LE DISPOSITIF D’ANNONCE
Mme DOVILLEZ – 01/08
Le cancer
Représentation collective du cancer : maladie incurable, fléau, désordre, maladie
sournoise, « tueur silencieux », mauvaise mort
Dans les années 30, sont crées les premiers mouvements (ou organisations) de
lutte contre le cancer.
A cette période, le K était représenté comme un fléau universel qui pouvait
toucher toutes les classes sociales, comme un mal envahissant, détruisant l’ordre
naturel du corps et de la société.
Cette représentation perdure encore.
Il y avait un nombre important de malades et de morts.
Dans les années 70, un nouveau regard se pose sur la maladie cancéreuse,
principalement grâce aux avancées de la médecine.

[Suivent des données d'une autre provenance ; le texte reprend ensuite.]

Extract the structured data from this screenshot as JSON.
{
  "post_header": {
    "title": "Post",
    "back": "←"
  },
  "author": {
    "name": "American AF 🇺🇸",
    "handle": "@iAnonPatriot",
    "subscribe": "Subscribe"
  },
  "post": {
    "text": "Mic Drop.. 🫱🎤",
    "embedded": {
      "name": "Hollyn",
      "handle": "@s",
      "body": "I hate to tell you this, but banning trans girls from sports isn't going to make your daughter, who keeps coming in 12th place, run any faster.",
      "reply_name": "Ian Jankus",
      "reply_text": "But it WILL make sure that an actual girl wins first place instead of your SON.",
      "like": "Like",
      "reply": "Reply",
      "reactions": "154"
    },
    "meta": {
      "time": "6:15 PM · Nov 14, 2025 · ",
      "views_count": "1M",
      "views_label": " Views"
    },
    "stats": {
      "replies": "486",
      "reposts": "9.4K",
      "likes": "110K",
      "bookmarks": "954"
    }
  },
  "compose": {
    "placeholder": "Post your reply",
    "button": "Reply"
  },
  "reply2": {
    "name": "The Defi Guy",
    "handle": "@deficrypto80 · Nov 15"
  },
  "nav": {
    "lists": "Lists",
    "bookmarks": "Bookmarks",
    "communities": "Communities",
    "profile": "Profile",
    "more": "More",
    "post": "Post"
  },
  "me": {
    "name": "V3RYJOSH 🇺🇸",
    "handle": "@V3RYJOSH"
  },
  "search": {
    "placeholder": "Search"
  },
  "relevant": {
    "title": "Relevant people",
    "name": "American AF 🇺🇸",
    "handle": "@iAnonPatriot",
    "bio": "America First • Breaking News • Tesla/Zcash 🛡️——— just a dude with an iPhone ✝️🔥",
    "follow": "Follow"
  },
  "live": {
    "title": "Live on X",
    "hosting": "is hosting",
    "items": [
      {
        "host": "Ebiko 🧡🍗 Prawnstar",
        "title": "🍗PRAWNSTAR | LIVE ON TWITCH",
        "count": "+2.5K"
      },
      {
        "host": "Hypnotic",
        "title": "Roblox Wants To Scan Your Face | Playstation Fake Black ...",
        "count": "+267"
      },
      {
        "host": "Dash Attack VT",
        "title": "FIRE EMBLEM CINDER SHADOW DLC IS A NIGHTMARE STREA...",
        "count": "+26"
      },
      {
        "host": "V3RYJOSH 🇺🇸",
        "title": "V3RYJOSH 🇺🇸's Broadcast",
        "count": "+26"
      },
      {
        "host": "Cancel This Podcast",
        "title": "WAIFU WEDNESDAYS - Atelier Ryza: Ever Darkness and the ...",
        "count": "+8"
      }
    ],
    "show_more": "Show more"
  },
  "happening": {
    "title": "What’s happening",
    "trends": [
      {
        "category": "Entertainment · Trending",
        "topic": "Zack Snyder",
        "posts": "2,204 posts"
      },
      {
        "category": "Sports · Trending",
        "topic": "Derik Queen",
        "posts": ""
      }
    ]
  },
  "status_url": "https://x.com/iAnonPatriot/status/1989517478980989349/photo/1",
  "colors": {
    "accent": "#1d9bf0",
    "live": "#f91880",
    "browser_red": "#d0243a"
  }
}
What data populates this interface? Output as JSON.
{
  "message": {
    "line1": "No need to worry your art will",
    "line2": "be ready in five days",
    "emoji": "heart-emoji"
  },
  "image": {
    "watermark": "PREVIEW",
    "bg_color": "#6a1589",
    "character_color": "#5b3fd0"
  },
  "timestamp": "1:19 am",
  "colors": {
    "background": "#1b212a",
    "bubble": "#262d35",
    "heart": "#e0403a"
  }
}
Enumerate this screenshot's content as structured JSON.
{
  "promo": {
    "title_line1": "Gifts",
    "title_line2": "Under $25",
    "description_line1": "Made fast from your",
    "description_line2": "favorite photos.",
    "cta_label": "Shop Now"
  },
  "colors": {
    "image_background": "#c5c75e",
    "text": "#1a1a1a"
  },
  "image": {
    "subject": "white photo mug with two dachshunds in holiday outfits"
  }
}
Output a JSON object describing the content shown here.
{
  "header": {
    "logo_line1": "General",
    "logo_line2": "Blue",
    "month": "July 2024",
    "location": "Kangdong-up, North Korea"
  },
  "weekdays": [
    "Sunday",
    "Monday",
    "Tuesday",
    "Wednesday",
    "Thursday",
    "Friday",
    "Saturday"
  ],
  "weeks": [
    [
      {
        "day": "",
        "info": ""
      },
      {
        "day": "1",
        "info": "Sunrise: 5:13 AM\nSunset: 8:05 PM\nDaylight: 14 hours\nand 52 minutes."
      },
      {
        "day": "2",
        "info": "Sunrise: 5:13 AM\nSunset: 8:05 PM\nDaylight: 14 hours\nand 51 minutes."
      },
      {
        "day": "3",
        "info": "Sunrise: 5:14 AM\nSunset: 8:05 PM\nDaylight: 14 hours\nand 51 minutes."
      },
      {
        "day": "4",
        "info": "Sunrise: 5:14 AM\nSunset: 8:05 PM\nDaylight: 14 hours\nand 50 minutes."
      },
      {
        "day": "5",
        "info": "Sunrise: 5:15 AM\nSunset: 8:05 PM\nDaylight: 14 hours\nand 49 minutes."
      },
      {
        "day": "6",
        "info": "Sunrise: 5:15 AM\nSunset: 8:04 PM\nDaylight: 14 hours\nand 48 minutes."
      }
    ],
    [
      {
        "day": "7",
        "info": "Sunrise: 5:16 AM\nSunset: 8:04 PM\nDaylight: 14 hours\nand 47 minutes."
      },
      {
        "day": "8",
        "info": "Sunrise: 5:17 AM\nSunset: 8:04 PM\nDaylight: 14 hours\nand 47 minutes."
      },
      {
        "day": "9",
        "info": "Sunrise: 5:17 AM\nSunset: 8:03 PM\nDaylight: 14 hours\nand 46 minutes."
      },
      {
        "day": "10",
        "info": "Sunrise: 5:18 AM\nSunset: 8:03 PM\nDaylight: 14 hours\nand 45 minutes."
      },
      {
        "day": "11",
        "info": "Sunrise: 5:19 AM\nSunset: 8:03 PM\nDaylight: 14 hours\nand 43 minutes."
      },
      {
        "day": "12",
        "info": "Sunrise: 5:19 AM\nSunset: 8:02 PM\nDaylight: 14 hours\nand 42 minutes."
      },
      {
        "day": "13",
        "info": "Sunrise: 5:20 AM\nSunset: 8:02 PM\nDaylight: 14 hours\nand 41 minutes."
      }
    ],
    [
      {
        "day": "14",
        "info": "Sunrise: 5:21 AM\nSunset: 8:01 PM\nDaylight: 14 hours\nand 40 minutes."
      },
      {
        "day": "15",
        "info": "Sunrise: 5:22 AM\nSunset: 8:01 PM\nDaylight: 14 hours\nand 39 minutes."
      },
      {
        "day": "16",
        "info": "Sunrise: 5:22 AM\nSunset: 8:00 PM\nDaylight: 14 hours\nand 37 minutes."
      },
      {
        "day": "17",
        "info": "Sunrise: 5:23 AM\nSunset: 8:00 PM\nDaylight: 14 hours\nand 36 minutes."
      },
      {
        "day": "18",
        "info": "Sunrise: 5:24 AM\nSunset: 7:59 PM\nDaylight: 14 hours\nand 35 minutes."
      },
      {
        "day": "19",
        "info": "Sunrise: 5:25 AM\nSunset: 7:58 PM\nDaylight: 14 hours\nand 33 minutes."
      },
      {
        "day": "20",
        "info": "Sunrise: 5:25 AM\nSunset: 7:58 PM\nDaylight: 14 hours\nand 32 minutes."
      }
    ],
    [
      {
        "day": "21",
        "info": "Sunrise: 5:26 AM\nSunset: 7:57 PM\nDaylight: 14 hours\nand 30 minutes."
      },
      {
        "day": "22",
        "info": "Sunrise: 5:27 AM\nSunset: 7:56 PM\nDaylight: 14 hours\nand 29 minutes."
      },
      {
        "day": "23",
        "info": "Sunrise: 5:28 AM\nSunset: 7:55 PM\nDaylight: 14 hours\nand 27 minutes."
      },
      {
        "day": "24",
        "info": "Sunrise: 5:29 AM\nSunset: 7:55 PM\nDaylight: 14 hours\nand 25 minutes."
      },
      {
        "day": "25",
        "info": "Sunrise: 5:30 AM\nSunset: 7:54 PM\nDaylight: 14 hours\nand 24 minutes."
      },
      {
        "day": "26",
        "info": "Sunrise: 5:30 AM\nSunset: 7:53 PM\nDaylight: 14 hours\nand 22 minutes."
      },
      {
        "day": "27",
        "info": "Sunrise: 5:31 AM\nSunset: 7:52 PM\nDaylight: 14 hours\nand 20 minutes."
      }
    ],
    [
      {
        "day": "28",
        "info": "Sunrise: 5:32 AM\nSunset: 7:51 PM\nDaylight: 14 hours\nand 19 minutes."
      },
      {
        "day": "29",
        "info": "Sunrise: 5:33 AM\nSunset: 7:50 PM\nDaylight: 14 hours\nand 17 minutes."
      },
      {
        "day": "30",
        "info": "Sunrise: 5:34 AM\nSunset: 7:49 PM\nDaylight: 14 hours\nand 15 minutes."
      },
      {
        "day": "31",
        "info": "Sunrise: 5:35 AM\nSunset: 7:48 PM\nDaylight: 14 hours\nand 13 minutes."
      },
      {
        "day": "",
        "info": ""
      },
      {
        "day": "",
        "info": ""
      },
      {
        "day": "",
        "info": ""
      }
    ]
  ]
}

Des campagnes de dépistage et de sensibilisation des comportements à risques
sont initiées.
De nouveaux traitements voient le jour avec des réussites thérapeutiques
(guérisons, rémissions).
Actuellement, c’est une maladie qui met en échec l’ordre établi de notre société
qui est dominée par la science qui « guérit tout », qui « contrôle tout ».
Le cancer est le « mal absolu » qui échappe à tout contrôle.
Mal absolu contre lequel il faut se battre..
Métaphore militaire « de guerre » : le « combat » contre la maladie.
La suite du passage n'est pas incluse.